Posted on November 26, 2011, in Peru and tagged , , , . Bookmark the permalink. 2 Comments.

  1. Hello,
    I somehow linked to your blog about 2 weeks ago from some other blog. I’ve read several posts and I hope you continue to document your time in Peru. It’s very interesting to me because my husband and I moved to Quito, Ecuador from Canada in August to teach at a private school here. It’s kind of neat to read about other people’s similar experiences. This entry of yours particularly caught my interest as I am sitting here at home on my first day of unemployment in a foreign country. Sadly, my teaching gig didn’t go as planned. The stress was destroying me from the inside so I made a big decision to resign after only 3 months while my husband is still teaching. It sounds like we have a lot of the same ambitions for unemployment: reading books (beyond the 8th grade level novels that I was recently teaching), cooking real food, cleaning and keeping a clean house, being a better, more supportive family member, spend more time studying Spanish, achieving personal goals…. Yet I can’t help but feel totally lost today – my first day on my own. So far I’ve checked my email 3 times and watched re-runs of sitcoms on online TV…. Alright, time to fire up the vacuum! Good luck and keep writing!

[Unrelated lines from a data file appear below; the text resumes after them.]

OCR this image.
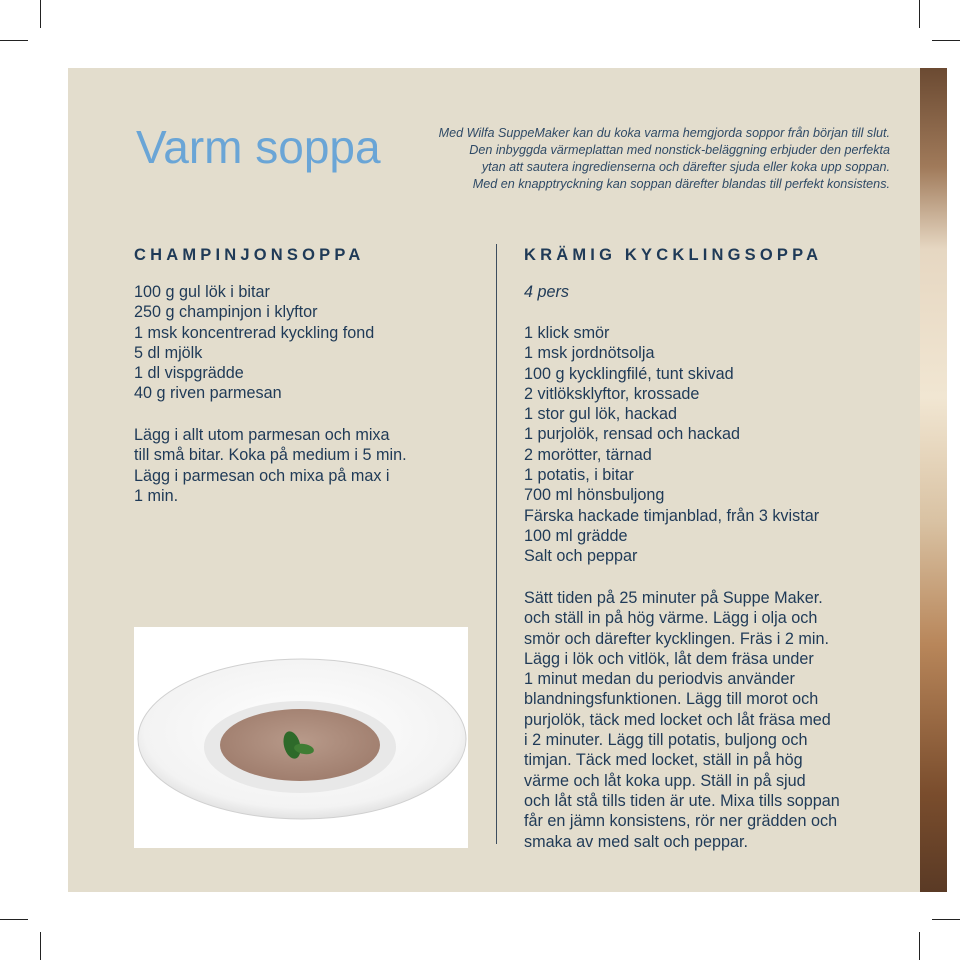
Varm soppa	Med Wilfa SuppeMaker kan du koka varma hemgjorda soppor från början till slut.
Den inbyggda värmeplattan med nonstick-beläggning erbjuder den perfekta
ytan att sautera ingredienserna och därefter sjuda eller koka upp soppan.
Med en knapptryckning kan soppan därefter blandas till perfekt konsistens.
CHAMPINJONSOPPA
100 g gul lök i bitar
250 g champinjon i klyftor
1 msk koncentrerad kyckling fond
5 dl mjölk
1 dl vispgrädde
40 g riven parmesan
Lägg i allt utom parmesan och mixa
till små bitar. Koka på medium i 5 min.
Lägg i parmesan och mixa på max i
1 min.
KRÄMIG KYCKLINGSOPPA
4 pers
1 klick smör
1 msk jordnötsolja
100 g kycklingfilé, tunt skivad
2 vitlöksklyftor, krossade
1 stor gul lök, hackad
1 purjolök, rensad och hackad
2 morötter, tärnad
1 potatis, i bitar
700 ml hönsbuljong
Färska hackade timjanblad, från 3 kvistar
100 ml grädde
Salt och peppar
Sätt tiden på 25 minuter på Suppe Maker.
och ställ in på hög värme. Lägg i olja och
smör och därefter kycklingen. Fräs i 2 min.
Lägg i lök och vitlök, låt dem fräsa under
1 minut medan du periodvis använder
blandningsfunktionen. Lägg till morot och
purjolök, täck med locket och låt fräsa med
i 2 minuter. Lägg till potatis, buljong och
timjan. Täck med locket, ställ in på hög
värme och låt koka upp. Ställ in på sjud
och låt stå tills tiden är ute. Mixa tills soppan
får en jämn konsistens, rör ner grädden och
smaka av med salt och peppar.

    • Thanks for the comments. Sorry to hear about your teaching job not working out due to the stress. I knew coming into Peru that I would be jobless so I could afford to figure out how to fill my time. This blog was one of the ways. Writing about my (mis)adventures means that I have to go out and experience stuff outside of the house to write about it. Don’t know if that’s an idea you would be willing to try. I’m trying to avoid being insipid and cliche (and failing), but there’s something out there for you (it could be poetry…who knows?). Take your time – don’t rush – and don’t worry about feeling lost. Totally natural.